DESCRIPTION (provided by applicant): Critical determinants of cancer progression and death from carcinomas are the capacity of tumor cells to survive, grow, invade their matrix stroma, and metastasize. Invasion and metastasis depend on the coordinated and temporal expression of proteolytic enzymes necessary to degrade the surrounding extracellular matrix and of adhesion molecules to reorganize cell-cell and cell-matrix attachments. Strong circumstantial evidence indicates that the protease urokinase, its receptor (uPAR), and b1 integrins are important to lung cancer progression. And prior work indicates that uPAR is a b1 integrin ligand, modifying integrin matrix engagement and signaling, and promoting tumor cell migration in vitro and in vivo. This proposal will test the hypothesis that uPAR acts as a strong agent of tumor cell survival and metastasis, acting through interactions with b1 integrins to coordinate MMP upregulation and alter cytoskeletal organization favoring matrix invasion. First, extending prior work, critical amino acid residues in uPAR that mediate interactions with the b1 integrins a3b1 and a5b1 will be fully established. Based on this information, peptides which disrupt uPAR/b1 integrin interactions will be exploited as a diagnostic test for uPAR/integrin signaling in primary lung cancer cells. Secondly, using uPAR point mutants unable to bind specific b1 integrins, the molecular mechanisms of altered matrix engagement and MMP upregulation initiated by uPAR/integrin interactions will be defined. Finally, wild type or uPAR silenced, GFP tagged H1299 cells will be injected either orthotopically into lungs of athymic nude mice and lung cancer growth, node metastasis, and angiogenesis quantified and compared. Cells reconstituted with uPAR mutants unable to bind either a3b1 or a5b1 will be examined to determine if uPAR/integrin interactions rather than uPA binding alone is crucial to uPAR-dependent tumor progression in vivo. Together, these experiments should clarify the mechanistic basis for the promoting role of uPAR on tumor progression, establish whether uPAR/integrin interactions are a compelling therapeutic target, and determine whether a diagnostic test for lung cancers dependent on uPAR for their malignant potential can be defined.

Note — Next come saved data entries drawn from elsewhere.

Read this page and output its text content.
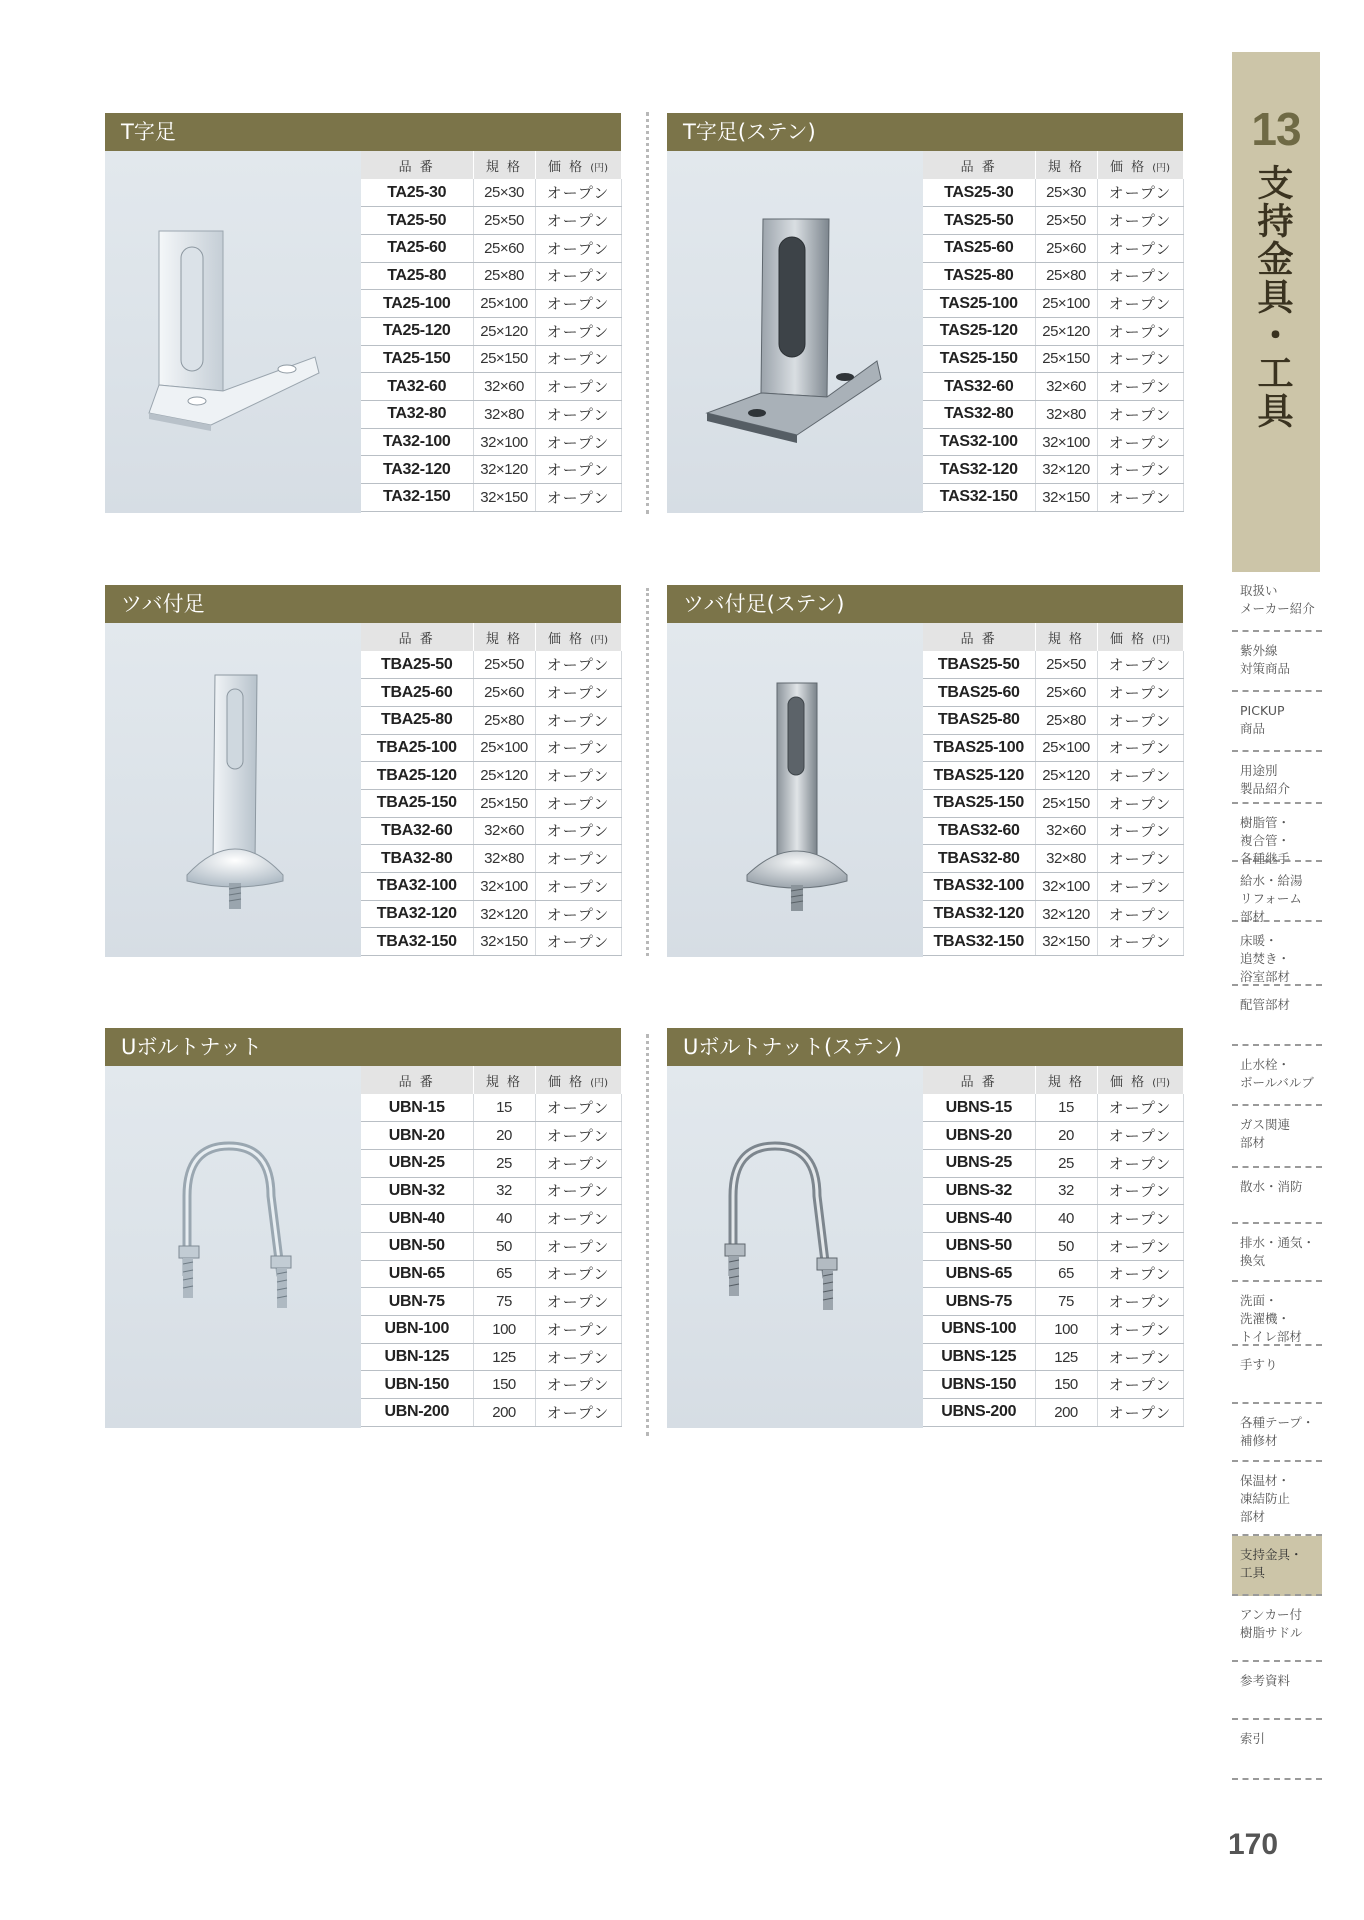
13
支持金具・工具
取扱い
メーカー紹介
紫外線
対策商品
PICKUP
商品
用途別
製品紹介
樹脂管・
複合管・
各種継手
給水・給湯
リフォーム
部材
床暖・
追焚き・
浴室部材
配管部材
止水栓・
ボールバルブ
ガス関連
部材
散水・消防
排水・通気・
換気
洗面・
洗濯機・
トイレ部材
手すり
各種テープ・
補修材
保温材・
凍結防止
部材
支持金具・
工具
アンカー付
樹脂サドル
参考資料
索引
T字足
品 番	規 格	価 格 (円)
TA25-30	25×30	オープン
TA25-50	25×50	オープン
TA25-60	25×60	オープン
TA25-80	25×80	オープン
TA25-100	25×100	オープン
TA25-120	25×120	オープン
TA25-150	25×150	オープン
TA32-60	32×60	オープン
TA32-80	32×80	オープン
TA32-100	32×100	オープン
TA32-120	32×120	オープン
TA32-150	32×150	オープン
T字足(ステン)
品 番	規 格	価 格 (円)
TAS25-30	25×30	オープン
TAS25-50	25×50	オープン
TAS25-60	25×60	オープン
TAS25-80	25×80	オープン
TAS25-100	25×100	オープン
TAS25-120	25×120	オープン
TAS25-150	25×150	オープン
TAS32-60	32×60	オープン
TAS32-80	32×80	オープン
TAS32-100	32×100	オープン
TAS32-120	32×120	オープン
TAS32-150	32×150	オープン
ツバ付足
品 番	規 格	価 格 (円)
TBA25-50	25×50	オープン
TBA25-60	25×60	オープン
TBA25-80	25×80	オープン
TBA25-100	25×100	オープン
TBA25-120	25×120	オープン
TBA25-150	25×150	オープン
TBA32-60	32×60	オープン
TBA32-80	32×80	オープン
TBA32-100	32×100	オープン
TBA32-120	32×120	オープン
TBA32-150	32×150	オープン
ツバ付足(ステン)
品 番	規 格	価 格 (円)
TBAS25-50	25×50	オープン
TBAS25-60	25×60	オープン
TBAS25-80	25×80	オープン
TBAS25-100	25×100	オープン
TBAS25-120	25×120	オープン
TBAS25-150	25×150	オープン
TBAS32-60	32×60	オープン
TBAS32-80	32×80	オープン
TBAS32-100	32×100	オープン
TBAS32-120	32×120	オープン
TBAS32-150	32×150	オープン
Uボルトナット
品 番	規 格	価 格 (円)
UBN-15	15	オープン
UBN-20	20	オープン
UBN-25	25	オープン
UBN-32	32	オープン
UBN-40	40	オープン
UBN-50	50	オープン
UBN-65	65	オープン
UBN-75	75	オープン
UBN-100	100	オープン
UBN-125	125	オープン
UBN-150	150	オープン
UBN-200	200	オープン
Uボルトナット(ステン)
品 番	規 格	価 格 (円)
UBNS-15	15	オープン
UBNS-20	20	オープン
UBNS-25	25	オープン
UBNS-32	32	オープン
UBNS-40	40	オープン
UBNS-50	50	オープン
UBNS-65	65	オープン
UBNS-75	75	オープン
UBNS-100	100	オープン
UBNS-125	125	オープン
UBNS-150	150	オープン
UBNS-200	200	オープン
170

描述（由申请人提供）：癌症进展和癌症死亡的关键决定因素是肿瘤细胞存活、生长、侵入其基质基质和转移的能力。侵袭和转移依赖于降解周围细胞外基质所必需的蛋白水解酶和重组细胞-细胞和细胞-基质附着的粘附分子的协调和时间表达。强有力的间接证据表明，蛋白酶尿激酶，其受体（uPAR），和b1整合素是重要的肺癌进展。先前的工作表明uPAR是一种整合素b1配体，在体外和体内修饰整合素基质结合和信号传导，并促进肿瘤细胞迁移。该提案将检验uPAR作为肿瘤细胞存活和转移的强试剂的假设，其通过与b1整联蛋白的相互作用来协调MMP上调并改变有利于基质侵袭的细胞骨架组织。首先，扩展先前的工作，在uPAR中介导与b1整合素a3 b1和a5 b1相互作用的关键氨基酸残基将被完全建立。基于这些信息，破坏uPAR/b1整合素相互作用的肽将被开发作为原发性肺癌细胞中uPAR/整合素信号传导的诊断测试。其次，使用uPAR点突变体不能结合特定的b1整合素，改变基质接合和MMP上调启动uPAR/整合素相互作用的分子机制将被定义。最后，将野生型或uPAR沉默的GFP标记的H1299细胞原位注射到无胸腺裸鼠的肺中，并对肺癌生长、淋巴结转移和血管生成进行定量和比较。将检查用不能结合a3 b1或a5 b1的uPAR突变体重建的细胞，以确定uPAR/整联蛋白相互作用而不是uPA单独结合是否对体内uPAR依赖性肿瘤进展至关重要。总之，这些实验应该澄清uPAR对肿瘤进展的促进作用的机制基础，确定uPAR/整合素相互作用是否是一个引人注目的治疗靶点，并确定是否可以定义依赖于uPAR的肺癌恶性潜能的诊断测试。